Ich mochte Marianne von Herzen gern, also fuhr ich nach München. Aber wo ist «bei Mark»? Dass sie Mark Spitz gemeint hatte, das war klar. In diesen Tagen war dieser Mann der grösste Star der Welt. Den kann man nicht einfach treffen. Zugleich aber dachte ich, wenn es jemand kann, dann Marianne. Was wird sie tun? Mit dem unbedingten Zutrauen eines vierzehnjährigen verliebten Mädchens wird sie sich durch die Stadt zum olympischen Dorf fragen und dort zu den amerikanischen Sportlern und dort zu Mark Spitz. Also, dachte ich, mache ich es genauso. Und ich traf sie. Sie sass, an die Wand einer Baracke gelehnt, im amerikanischen Bezirk und lachte mir entgegen. Sie habe, rief sie mir schon von Weitem zu, Mark Spitz getroffen. Er habe sie auf eine Jause eingeladen und ihr eine Limonade spendiert. Und dann habe er ihr einen Kuss gegeben. Auf den Mund. Hundertprozentig. «Gott, ich lüge nicht!»
Was soll ich sagen: Ich glaubte ihr.
«Glaubst du mir?», fragte sie.
«Ich glaube dir», sagte ich.
«Hundertprozentig?»
«Hundertprozentig.»
Sie war glücklich.
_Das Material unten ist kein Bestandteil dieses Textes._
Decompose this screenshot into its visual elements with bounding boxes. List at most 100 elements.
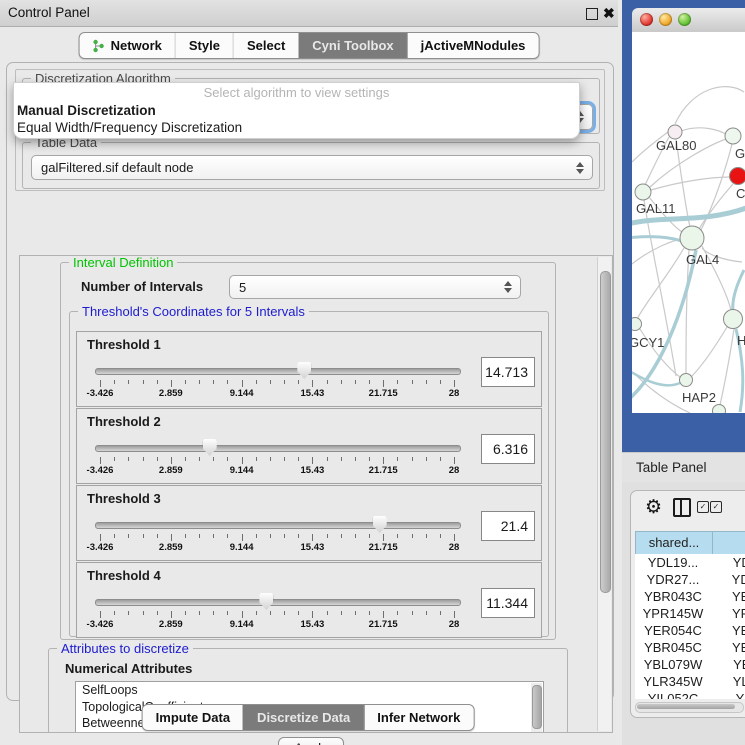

Wir gingen den weiten Weg in die Stadt, und dort lud ich sie auf ein Eis ein, nicht irgendein Eis, sondern ein sechsstöckiges, das nur zur Hälfte abgeschleckt werden konnte, der Rest tropfte ihr über die Hand und den Ärmel hinunter auf die Beine und die Schuhe, es war ein sehr heisser Tag. Sie lachte darüber. Sie war glücklich. Über und über.
«Also erzähl», sagte ich. «Wie ist er?»
Sie wollte gerade beginnen – ich schwöre –, da war um uns herum plötzlich ein Tumult – Polizeisirenen heulten, Menschen schrien, Durchsagen ertönten. Was war geschehen? Terroristen hatten das Haus des israelischen Olympiateams gestürmt, zwei Männer erschossen und die anderen als Geiseln genommen. Einer neben uns sagte, sie hätten auch Mark Spitz in ihrer Gewalt, er sei zwar Amerikaner, aber Jude, und die Terroristen wollten alle Juden töten.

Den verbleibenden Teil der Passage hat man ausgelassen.